We pick these things to get lost in or use for a cool story to beat the insecurity, anxiety or the sheer terror that life offers. But when the wound heals or the hangover passes, nothing has actually been conquered. Sometimes all you’re left with is a badass smiley scar.

My evening was fun, but I wonder what would’ve happened if instead I’d just sat in silence and let that anxiety or whatever I felt finally hit consciousness. I may have cried and have had a really shitty night, but through a process of just experiencing it I may have also deflated  the impact and influence of my anxiety. Maybe I would have learned something.

So in the end perhaps there is equal wisdom in joy and pain, it is just harder to see the value in the latter. The emotional pain I felt the night I branded myself is still hard to describe. I can use the word anxious, but what does that really mean? It’s so relative that it becomes nearly impossible to fully understand.
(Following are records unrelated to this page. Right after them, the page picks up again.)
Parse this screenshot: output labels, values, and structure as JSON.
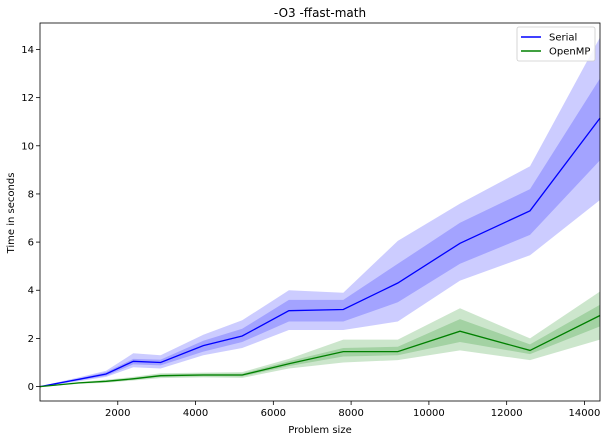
{
  "chart_data": {
    "type": "line",
    "title": "-O3 -ffast-math",
    "xlabel": "Problem size",
    "ylabel": "Time in seconds",
    "xlim": [
      0,
      14400
    ],
    "ylim": [
      -0.6,
      15.1
    ],
    "xticks": [
      2000,
      4000,
      6000,
      8000,
      10000,
      12000,
      14000
    ],
    "yticks": [
      0,
      2,
      4,
      6,
      8,
      10,
      12,
      14
    ],
    "legend_position": "top-right",
    "grid": false,
    "x": [
      0,
      400,
      1000,
      1700,
      2400,
      3100,
      4200,
      5200,
      6400,
      7800,
      9200,
      10800,
      12600,
      14400
    ],
    "series": [
      {
        "name": "Serial",
        "color": "#0000ff",
        "band_color": "#0000ff",
        "values": [
          0.0,
          0.12,
          0.3,
          0.52,
          1.05,
          1.0,
          1.7,
          2.1,
          3.15,
          3.2,
          4.3,
          5.95,
          7.3,
          11.15
        ],
        "inner_low": [
          0.0,
          0.1,
          0.26,
          0.45,
          0.92,
          0.88,
          1.45,
          1.85,
          2.7,
          2.7,
          3.5,
          5.1,
          6.3,
          9.4
        ],
        "inner_high": [
          0.0,
          0.14,
          0.34,
          0.6,
          1.15,
          1.12,
          1.9,
          2.4,
          3.6,
          3.6,
          5.1,
          6.8,
          8.2,
          12.8
        ],
        "outer_low": [
          0.0,
          0.08,
          0.22,
          0.4,
          0.8,
          0.75,
          1.3,
          1.6,
          2.35,
          2.35,
          2.7,
          4.4,
          5.45,
          7.75
        ],
        "outer_high": [
          0.0,
          0.16,
          0.38,
          0.66,
          1.38,
          1.3,
          2.15,
          2.75,
          4.0,
          3.9,
          6.05,
          7.6,
          9.15,
          14.5
        ]
      },
      {
        "name": "OpenMP",
        "color": "#008000",
        "band_color": "#008000",
        "values": [
          0.0,
          0.06,
          0.15,
          0.22,
          0.32,
          0.45,
          0.48,
          0.48,
          0.95,
          1.45,
          1.45,
          2.3,
          1.5,
          2.95
        ],
        "inner_low": [
          0.0,
          0.05,
          0.13,
          0.19,
          0.28,
          0.4,
          0.43,
          0.42,
          0.85,
          1.25,
          1.3,
          1.85,
          1.35,
          2.5
        ],
        "inner_high": [
          0.0,
          0.07,
          0.17,
          0.25,
          0.36,
          0.5,
          0.53,
          0.54,
          1.05,
          1.6,
          1.65,
          2.8,
          1.75,
          3.4
        ],
        "outer_low": [
          0.0,
          0.04,
          0.11,
          0.16,
          0.25,
          0.35,
          0.38,
          0.36,
          0.75,
          1.0,
          1.1,
          1.5,
          1.1,
          1.95
        ],
        "outer_high": [
          0.0,
          0.08,
          0.19,
          0.28,
          0.4,
          0.55,
          0.58,
          0.6,
          1.15,
          1.95,
          1.95,
          3.25,
          2.0,
          3.95
        ]
      }
    ]
  }
}
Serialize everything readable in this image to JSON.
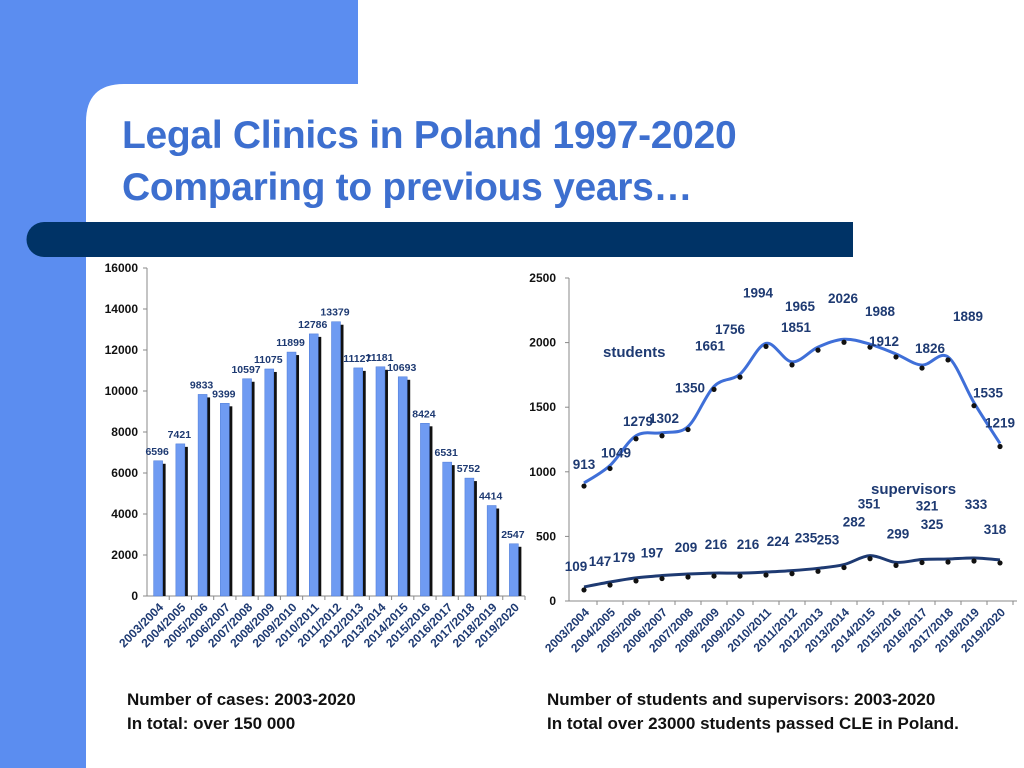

However, I think that is common. A lot of what we feel as human beings is ambiguous. In fact, ambiguity can often cause even more anxiety because we can’t treat what we can’t see or define. So perhaps accepting the ambiguity for its mystery and letting it run its course without attempting to hide is the cure; just simply living it.

More than anything I believe that these states of unrest have something to tell us. Maybe it’s about school, work, or a hidden passion but these tacit emotions mean so much more than we realize. They have something to say, and I think whether or not we listen is crucial to our over all well being.